2) Figure 1D,E and Figure 2E,F: It is important to describe in the main text or in the figure legends how these traces were obtained. Are these responses to a voltage ramp protocol? What was the exact voltage protocol used? If a ramp protocol was used, it would perhaps be somewhat misleading to say that these traces are real I/V curves (as in the legend to Figure 1).

1) The quality of the image of an 8-shaped mitoplast on Figure 1A is rather low. From this image it is not clear whether this is a real 8-shaped mitoplast or two attached swollen round-shaped mitoplasts. Also, in addition to the mitoplast(s), the DIC image contains debris that complicates our understanding. It would be useful to provide an image of higher quality.

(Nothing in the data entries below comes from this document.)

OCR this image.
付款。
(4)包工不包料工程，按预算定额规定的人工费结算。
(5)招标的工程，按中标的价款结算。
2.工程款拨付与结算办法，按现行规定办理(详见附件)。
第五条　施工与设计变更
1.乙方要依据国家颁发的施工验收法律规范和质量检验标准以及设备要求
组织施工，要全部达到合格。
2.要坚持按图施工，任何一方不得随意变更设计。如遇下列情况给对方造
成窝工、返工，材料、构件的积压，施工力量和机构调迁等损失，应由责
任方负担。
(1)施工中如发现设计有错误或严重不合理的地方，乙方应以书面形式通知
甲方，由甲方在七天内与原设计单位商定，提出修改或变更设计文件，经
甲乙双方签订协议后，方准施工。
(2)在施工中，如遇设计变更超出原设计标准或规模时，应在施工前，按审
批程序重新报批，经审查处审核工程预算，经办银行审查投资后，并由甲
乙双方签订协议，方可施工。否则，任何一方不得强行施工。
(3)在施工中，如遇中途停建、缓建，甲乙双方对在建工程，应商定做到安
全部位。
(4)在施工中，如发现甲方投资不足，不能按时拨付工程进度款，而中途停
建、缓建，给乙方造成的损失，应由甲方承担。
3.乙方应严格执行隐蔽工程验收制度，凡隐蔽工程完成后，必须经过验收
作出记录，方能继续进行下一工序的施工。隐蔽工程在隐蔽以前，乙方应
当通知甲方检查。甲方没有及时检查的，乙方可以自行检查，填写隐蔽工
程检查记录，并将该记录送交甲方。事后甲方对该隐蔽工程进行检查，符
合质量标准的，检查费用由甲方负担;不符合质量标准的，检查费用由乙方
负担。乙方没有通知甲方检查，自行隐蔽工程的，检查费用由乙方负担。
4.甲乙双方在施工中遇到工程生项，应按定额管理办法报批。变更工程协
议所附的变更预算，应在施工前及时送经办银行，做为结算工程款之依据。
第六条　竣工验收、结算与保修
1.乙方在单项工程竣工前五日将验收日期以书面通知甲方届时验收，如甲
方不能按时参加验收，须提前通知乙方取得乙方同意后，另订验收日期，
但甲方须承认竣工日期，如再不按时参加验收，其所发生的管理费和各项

We have replaced the mitoplast image from Figure 1 with the new one shown below.

For this image, we co-transfected HEK cells with a plasmid encoding a mitochondrial matrix-targeted mCherry fluorescent protein, as well as a plasmid encoding GFP-tagged mitofusin-1, a mitochondrial outer membrane GTPase. This image is free of debris, and demonstrates that the structure is one mitoplast. We have replaced the figure legend as follows:

“A HEK-293T cell mitoplast under differential interference contrast (far left), showing a typical figure-eight shape. The lobe bounded only by the mitochondrial inner membrane appears less dense (white arrow) than the lobe also bounded by the outer membrane (black arrow). Matrix-targeted mCherry demonstrates that the inner membrane forms a surface on both lobes (middle left). GFP-tagged mitofusin-1 (an outer membrane GTPase, middle right) reveals the outer membrane partially encapsulating only one lobe. Far right: merged image.”

2) Figure 1D,E and Figure 2E,F: It is important to describe in the main text or in the figure legends how these traces were obtained. Are these responses to a voltage ramp protocol? What was the exact voltage protocol used? If a ramp protocol was used, it would perhaps be somewhat misleading to say that these traces are real I/V curves (as in the legend to Figure 1).

We have taken out the mention of I/V curves, and added the following to the figure legend to describe the voltage command protocol:

“Voltage ramps from −160 to +80 mV for 750 ms were delivered every 6 seconds from a holding potential of 0 mV.”